Todo, naturalmente, a partir de las benditas aceitunas. Finalmente, su carga de antioxidantes y de elementos probióticos, que, traducidas en aceite, hacen sostener su uso desde la primerísima infancia hasta los cien años. Decenas de variedad que marcan de manera soberbia otras muchas tipologías de extravirgen, en pureza o mezcladas, en nombre de esa maravillosa biodiversidad que tan denonadamente nos toca defender contra el mosntruo del gusto homologado. Democráticas, ubiquitarias, pero también extraordinariamente ricas en elementos nutritivos.

Desde luego, grande es aún la confusión bajo el cielo del aceite, sobre todo del cotidiano: los consumidores más ingenuos se dejan engañar por anuncios televisivos pronunciados en dialecto, estableciendo un lazo entre etiqueta y territorio a menudo ficticio, cuando no fraudulento. Pero la normativa cada vez más apremiante y el gran número de informaciones ya a disposición hacen este tipo de trucos cada vez menos remunerativo.

En compensación, poner en la mesa una botella de buen extravergen se ha convertido en señal de atención gastronómica, cuando no un verdadero status symbol. Aún más: aumentan de modo exponencial los restaurantes de altos vuelos – de una parte a otra del mundo – que despiertan el apetito de los comensales haciéndolos hallar en la mesa, en el momento de sentarse, escudillas de virgen extra servido con un abanico de panecillos variadamente aromatizados: cebolla, beicon, tomate, romero.

Otra propuesta de moda es la de la degustación comparada: a esta altura del recorrido formativo gourmand, con saber que un aceite es bueno ya no nos basta . Las catas sirven para descubrir qué va mejor con una rodaja de rodaballo a la sal o con un carpaccio de ternera, para aromatizar una robiola fresca o rellenar el corazón de un pastel de chocolate (¡buenísimo!).

Desde este punto de vista, cocineros y enotecarios (lugares privilegiados de venta para los llamados aceites de élite), pero también los responsables de los supermercados más innovativos están haciendo muchísimo. Enseñan a no fiarse en absoluto del color, lejos del constituir una señal incorruptible de calidad, visto que puede ser “engordado” con el añadido de clorofila. Explican, en cambio, que la recogida verde puede marcar el picor en el fondo de la garganta, mientras que la tardía ablanda el caracter y acompaña mejor a platos elegantes, aunque las últimas tendencias de la oliocultura preven una recogida detenida en el momento del envero, o sea, cuando las aceitunas comienzan a cambiar de color, pasando del verde al pardo-negro para tener el máximo del frutado y el mínimo de acidez.

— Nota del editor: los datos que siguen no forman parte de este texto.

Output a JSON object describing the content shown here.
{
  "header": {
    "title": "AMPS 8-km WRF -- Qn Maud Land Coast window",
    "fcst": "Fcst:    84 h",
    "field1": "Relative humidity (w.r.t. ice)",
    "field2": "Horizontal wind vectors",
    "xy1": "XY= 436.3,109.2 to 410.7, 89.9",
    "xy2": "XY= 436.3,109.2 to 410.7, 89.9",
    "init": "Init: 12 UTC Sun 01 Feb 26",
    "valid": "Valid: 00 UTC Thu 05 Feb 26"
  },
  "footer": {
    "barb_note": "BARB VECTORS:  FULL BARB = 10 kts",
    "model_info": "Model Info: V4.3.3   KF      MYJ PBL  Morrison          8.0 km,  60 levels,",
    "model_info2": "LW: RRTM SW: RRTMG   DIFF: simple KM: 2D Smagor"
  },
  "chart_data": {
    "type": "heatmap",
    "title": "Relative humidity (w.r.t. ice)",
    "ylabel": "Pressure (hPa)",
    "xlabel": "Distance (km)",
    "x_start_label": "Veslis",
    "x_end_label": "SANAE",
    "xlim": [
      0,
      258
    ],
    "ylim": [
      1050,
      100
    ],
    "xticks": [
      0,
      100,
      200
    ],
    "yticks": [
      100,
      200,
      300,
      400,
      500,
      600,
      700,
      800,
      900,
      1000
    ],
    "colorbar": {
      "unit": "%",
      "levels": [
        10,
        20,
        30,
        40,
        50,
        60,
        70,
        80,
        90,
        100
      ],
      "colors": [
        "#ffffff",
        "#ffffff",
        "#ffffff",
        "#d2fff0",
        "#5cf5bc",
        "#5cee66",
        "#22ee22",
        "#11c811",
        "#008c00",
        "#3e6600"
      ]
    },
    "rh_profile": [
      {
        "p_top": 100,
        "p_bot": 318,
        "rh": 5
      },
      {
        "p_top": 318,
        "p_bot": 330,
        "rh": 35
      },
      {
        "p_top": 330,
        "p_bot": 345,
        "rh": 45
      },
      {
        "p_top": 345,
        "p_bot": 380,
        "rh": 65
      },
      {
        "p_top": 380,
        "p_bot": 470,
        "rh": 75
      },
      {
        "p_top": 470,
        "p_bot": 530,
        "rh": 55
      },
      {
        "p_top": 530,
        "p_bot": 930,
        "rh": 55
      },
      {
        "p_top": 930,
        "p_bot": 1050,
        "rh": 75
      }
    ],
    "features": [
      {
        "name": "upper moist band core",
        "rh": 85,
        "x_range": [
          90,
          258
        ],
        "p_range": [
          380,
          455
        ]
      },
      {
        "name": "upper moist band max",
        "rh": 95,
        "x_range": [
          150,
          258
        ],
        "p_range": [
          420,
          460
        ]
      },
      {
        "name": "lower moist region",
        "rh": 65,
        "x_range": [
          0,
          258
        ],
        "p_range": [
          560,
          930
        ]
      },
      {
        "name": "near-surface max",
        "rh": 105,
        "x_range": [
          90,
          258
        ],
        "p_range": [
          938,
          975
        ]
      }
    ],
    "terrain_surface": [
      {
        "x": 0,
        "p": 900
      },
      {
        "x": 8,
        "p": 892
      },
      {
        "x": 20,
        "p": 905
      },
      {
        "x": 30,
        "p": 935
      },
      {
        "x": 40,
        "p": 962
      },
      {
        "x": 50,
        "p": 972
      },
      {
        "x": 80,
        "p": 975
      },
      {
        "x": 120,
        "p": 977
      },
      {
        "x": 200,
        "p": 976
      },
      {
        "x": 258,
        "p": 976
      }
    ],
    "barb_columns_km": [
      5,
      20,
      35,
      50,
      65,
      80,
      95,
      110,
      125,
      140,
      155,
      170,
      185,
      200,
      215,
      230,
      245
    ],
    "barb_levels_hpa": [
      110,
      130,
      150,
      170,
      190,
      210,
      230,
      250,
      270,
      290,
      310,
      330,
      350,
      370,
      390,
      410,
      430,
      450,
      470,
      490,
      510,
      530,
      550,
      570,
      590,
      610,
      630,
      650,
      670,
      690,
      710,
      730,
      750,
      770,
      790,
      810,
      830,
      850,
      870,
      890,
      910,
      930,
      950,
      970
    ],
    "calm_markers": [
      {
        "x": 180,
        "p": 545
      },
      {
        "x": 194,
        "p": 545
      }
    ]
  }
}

Verse ofrecer una cucharada o el mítico vasito azul no es tan raro. Y nadie se escandaliza si desde la mesa de al lado se oye el sonido del “sorber” el aceite entre lengua y paladar para advertir mejor el sabor. Porque la capacidad de evaluar las diferentes tipologías de virgen extra está convirtiéndose en una práctica que crea tendencia, exactamente como ha sucedido hace algún año con el vino (y mañana sucederá con el chocolate y los embutidos).

El virgen extra en pasarela es un fenómeno que no se refiere sólo a Italia, sino que continúa a ser la referencia principal para las realidades gastronómicas de los demás países.

El virgen extra se convierte en una llave maestra extraordinaria e indispensable, ya sea crudo o cocinado. No existe frito más ligero, ensalada más gustosa, sopa más fragrante. Porque el punto de humo – cuando las moléculas del aceite empiezan a degradarse, volviéndose tóxicas – es el más alto y permite por ello fritos más sanos, porque el aceite justo exalta el aroma de las hojas verdes y casa con el ácido de los tomates, porque la más gustosa de las pastas y judías blancas sería poca cosa sin un chorro de virgen. Para que luego digan que el aceite es sólo un condimento.